The second and third decade of the 20th Century saw the emergence of the New Criticism and I. A. Richards, T. S. Eliot, F. R. Levis and J. C. Ransom as its pioneers and fore-runners. I. A. Richards’s ‘Practical Criticism’ (1924) was one of the pillars on which The School of New Criticism built. For Richards Language, Meaning, Science and Poetry all are the main concerns and he looked at them from the language point of view. Language can be used in both ways ‘immotive’ and ‘scientific’ ways. The common factor is it relies on the reference for which it is used. In his book ‘Practical Criticism’ he analysis language through ‘Four kinds of meanings’:
1. Sense: which is a state of affair
2. Feelings: A whole range of emotional attitudes
3. Tone: The attitude of speaker to audience
4. Intention: Conscious and unconscious intention of the speaker.
To prove his point Richards carried out an experiment in Cambridge by providing 13 poems without titles of any kind from the audience. The responses he got to his poems Richards converted this experience by writing the book ‘Practical Criticism’, later on ‘Practical Criticism’ became a literary practice itself.
Richards wanted to prove through the experiment of ‘Practical Criticism’:
1. Documenting the contemporary state of cultural
2. Providing new techniques for responding to poetry
3. Reforming a teaching of literature.
Richards found many mistakes of interpretations and evaluation in the responses of the Cambridge students. He is trying to get at the root of the low level of critical competence, he felt among the educated Cambridge students. Richards notes many obstacles in the responses some of them they are:
a) The difficulty of making out the plain sense of poetry
b) The difficulties of sensuous apprehension of the text
c) The poor imagining capacity
d) Mnemonic irrelevances
e) Stock responses to poetry
f) Sentimentality and emotional approach.

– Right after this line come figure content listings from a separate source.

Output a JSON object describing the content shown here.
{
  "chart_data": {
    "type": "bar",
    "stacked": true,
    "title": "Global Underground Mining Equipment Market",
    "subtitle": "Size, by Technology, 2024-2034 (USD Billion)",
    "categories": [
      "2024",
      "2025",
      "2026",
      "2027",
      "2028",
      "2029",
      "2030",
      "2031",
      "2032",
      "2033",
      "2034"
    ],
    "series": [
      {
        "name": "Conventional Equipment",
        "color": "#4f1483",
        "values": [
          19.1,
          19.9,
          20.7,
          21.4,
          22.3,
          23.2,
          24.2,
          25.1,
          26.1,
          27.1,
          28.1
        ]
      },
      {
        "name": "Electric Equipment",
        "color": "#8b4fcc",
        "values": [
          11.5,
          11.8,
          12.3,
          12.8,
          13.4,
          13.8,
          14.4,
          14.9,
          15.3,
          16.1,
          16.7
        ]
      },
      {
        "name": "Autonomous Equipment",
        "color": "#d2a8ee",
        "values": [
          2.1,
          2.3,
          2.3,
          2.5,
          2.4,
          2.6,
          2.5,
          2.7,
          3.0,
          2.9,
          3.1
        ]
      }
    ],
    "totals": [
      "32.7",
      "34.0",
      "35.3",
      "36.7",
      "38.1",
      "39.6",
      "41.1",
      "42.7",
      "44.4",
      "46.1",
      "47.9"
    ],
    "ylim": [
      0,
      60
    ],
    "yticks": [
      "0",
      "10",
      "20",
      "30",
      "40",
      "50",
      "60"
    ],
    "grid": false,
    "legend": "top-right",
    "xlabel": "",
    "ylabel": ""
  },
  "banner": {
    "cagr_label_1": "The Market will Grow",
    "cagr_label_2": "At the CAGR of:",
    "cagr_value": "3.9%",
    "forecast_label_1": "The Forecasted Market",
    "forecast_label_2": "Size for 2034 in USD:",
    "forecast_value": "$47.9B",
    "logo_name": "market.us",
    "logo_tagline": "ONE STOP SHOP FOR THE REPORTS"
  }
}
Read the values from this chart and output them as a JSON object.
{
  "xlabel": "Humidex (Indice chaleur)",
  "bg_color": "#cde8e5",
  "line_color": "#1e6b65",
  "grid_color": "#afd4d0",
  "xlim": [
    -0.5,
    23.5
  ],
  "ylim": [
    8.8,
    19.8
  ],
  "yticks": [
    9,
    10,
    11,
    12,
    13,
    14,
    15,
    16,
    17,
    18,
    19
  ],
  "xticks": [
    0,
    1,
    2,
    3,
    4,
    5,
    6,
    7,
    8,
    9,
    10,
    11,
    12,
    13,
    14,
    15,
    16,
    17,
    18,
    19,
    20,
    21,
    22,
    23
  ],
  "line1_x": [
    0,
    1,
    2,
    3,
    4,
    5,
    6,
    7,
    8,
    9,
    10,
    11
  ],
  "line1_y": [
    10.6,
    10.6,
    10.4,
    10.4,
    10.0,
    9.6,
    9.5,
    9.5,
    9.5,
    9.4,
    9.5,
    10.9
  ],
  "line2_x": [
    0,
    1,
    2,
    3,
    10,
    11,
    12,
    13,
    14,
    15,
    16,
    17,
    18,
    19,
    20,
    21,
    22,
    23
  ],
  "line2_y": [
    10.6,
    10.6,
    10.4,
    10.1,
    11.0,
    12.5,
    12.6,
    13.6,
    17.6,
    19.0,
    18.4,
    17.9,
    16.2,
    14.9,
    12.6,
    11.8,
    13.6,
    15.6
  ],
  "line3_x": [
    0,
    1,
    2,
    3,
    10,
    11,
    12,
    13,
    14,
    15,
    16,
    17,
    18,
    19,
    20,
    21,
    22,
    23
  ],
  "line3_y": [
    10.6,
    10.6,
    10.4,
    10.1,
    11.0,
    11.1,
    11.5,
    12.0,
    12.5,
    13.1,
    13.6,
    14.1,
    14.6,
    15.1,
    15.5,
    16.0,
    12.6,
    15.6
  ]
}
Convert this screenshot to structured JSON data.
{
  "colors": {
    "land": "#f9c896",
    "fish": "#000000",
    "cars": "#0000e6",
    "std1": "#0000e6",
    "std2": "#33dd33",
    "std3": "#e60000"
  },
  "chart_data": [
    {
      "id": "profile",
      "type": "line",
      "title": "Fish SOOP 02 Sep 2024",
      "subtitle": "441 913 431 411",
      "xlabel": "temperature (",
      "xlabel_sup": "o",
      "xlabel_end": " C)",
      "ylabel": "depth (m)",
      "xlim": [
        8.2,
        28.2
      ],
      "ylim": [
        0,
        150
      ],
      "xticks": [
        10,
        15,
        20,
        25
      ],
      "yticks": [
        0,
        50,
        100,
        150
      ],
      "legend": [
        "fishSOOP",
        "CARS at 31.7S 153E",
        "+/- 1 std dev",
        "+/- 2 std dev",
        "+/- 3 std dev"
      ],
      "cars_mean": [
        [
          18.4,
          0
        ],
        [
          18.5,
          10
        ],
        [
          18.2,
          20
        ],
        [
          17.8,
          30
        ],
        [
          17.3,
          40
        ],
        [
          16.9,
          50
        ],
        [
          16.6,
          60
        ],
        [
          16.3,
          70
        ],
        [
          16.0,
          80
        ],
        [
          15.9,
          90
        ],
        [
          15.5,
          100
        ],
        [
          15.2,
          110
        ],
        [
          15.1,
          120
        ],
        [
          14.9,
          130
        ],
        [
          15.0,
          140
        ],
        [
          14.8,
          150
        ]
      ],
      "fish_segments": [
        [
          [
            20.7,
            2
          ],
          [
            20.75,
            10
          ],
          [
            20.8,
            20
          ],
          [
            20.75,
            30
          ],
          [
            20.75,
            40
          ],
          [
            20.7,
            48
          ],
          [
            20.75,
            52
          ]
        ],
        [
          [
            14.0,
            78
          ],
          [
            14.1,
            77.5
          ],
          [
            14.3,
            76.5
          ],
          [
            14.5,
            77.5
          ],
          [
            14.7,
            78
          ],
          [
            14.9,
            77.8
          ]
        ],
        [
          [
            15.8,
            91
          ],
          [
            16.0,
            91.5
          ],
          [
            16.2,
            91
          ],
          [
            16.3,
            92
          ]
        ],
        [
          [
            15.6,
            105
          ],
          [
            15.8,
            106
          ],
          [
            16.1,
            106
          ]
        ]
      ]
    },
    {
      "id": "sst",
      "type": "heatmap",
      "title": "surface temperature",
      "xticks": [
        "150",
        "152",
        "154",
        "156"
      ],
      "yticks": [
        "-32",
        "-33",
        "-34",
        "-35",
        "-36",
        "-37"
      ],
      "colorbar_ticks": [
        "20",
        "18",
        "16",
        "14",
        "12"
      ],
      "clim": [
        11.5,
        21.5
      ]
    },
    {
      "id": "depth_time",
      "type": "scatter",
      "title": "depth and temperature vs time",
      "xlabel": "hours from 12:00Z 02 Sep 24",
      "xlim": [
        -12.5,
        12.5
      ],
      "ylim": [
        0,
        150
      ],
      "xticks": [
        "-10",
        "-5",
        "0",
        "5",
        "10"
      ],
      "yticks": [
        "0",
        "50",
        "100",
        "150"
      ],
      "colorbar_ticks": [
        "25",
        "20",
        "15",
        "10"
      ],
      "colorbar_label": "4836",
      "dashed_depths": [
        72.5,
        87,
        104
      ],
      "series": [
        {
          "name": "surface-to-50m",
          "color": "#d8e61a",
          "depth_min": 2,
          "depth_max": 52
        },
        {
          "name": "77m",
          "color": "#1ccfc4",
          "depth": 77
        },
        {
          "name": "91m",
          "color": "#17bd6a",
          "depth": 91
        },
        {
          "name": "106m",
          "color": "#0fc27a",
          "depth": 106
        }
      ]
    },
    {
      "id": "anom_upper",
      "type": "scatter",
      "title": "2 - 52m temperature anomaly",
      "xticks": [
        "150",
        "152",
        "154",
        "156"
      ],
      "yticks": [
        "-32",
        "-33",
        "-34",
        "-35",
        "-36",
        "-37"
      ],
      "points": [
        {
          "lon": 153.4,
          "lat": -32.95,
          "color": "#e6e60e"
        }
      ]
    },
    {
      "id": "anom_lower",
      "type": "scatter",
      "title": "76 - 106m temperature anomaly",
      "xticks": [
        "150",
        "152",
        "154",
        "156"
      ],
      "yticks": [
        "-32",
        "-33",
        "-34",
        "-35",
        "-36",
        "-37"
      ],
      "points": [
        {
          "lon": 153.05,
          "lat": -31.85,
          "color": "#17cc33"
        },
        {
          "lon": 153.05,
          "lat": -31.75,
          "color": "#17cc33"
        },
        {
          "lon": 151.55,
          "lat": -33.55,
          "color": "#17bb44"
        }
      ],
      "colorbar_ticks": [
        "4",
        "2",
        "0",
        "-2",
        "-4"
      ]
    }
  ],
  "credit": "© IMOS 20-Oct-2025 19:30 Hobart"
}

Richards believed that the readers of the poetry should be trained to have the proper responses, for this he recommended the historical and contextual reading of the text. He considered the text as an ‘autonomous entity’ which was the basic principle of the new critics. He believed that the quality of communication between the persons and the level of discussion among them can be improved “by conscious and deliberate effort to master language”, language and its syntax became the focal points for interpretations, and correct understanding of the text was goal.
‘Practical Criticism’ got prominence as a literary theory among the Anglo-American critical traditions, it calls for a careful attention to every detail of a text, it concentrates on the principle that “A literary text is like a living organism functions through the interaction of all its constituent parts”. In ‘Practical Criticism’ Richards carefully distinguishes between ‘Sense’, ‘Feeling’, ‘Tone’, and ‘Intention’ of a text. Richards analysis of a specific text in the ‘Practical Criticism’ was his original idea because it rejected all the other aspects of aesthetics and concentrated on the text as it exist on its own.
To conclude, ‘Practical Criticism’ have opened up the new ways of theory and practice for the future critics and criticism.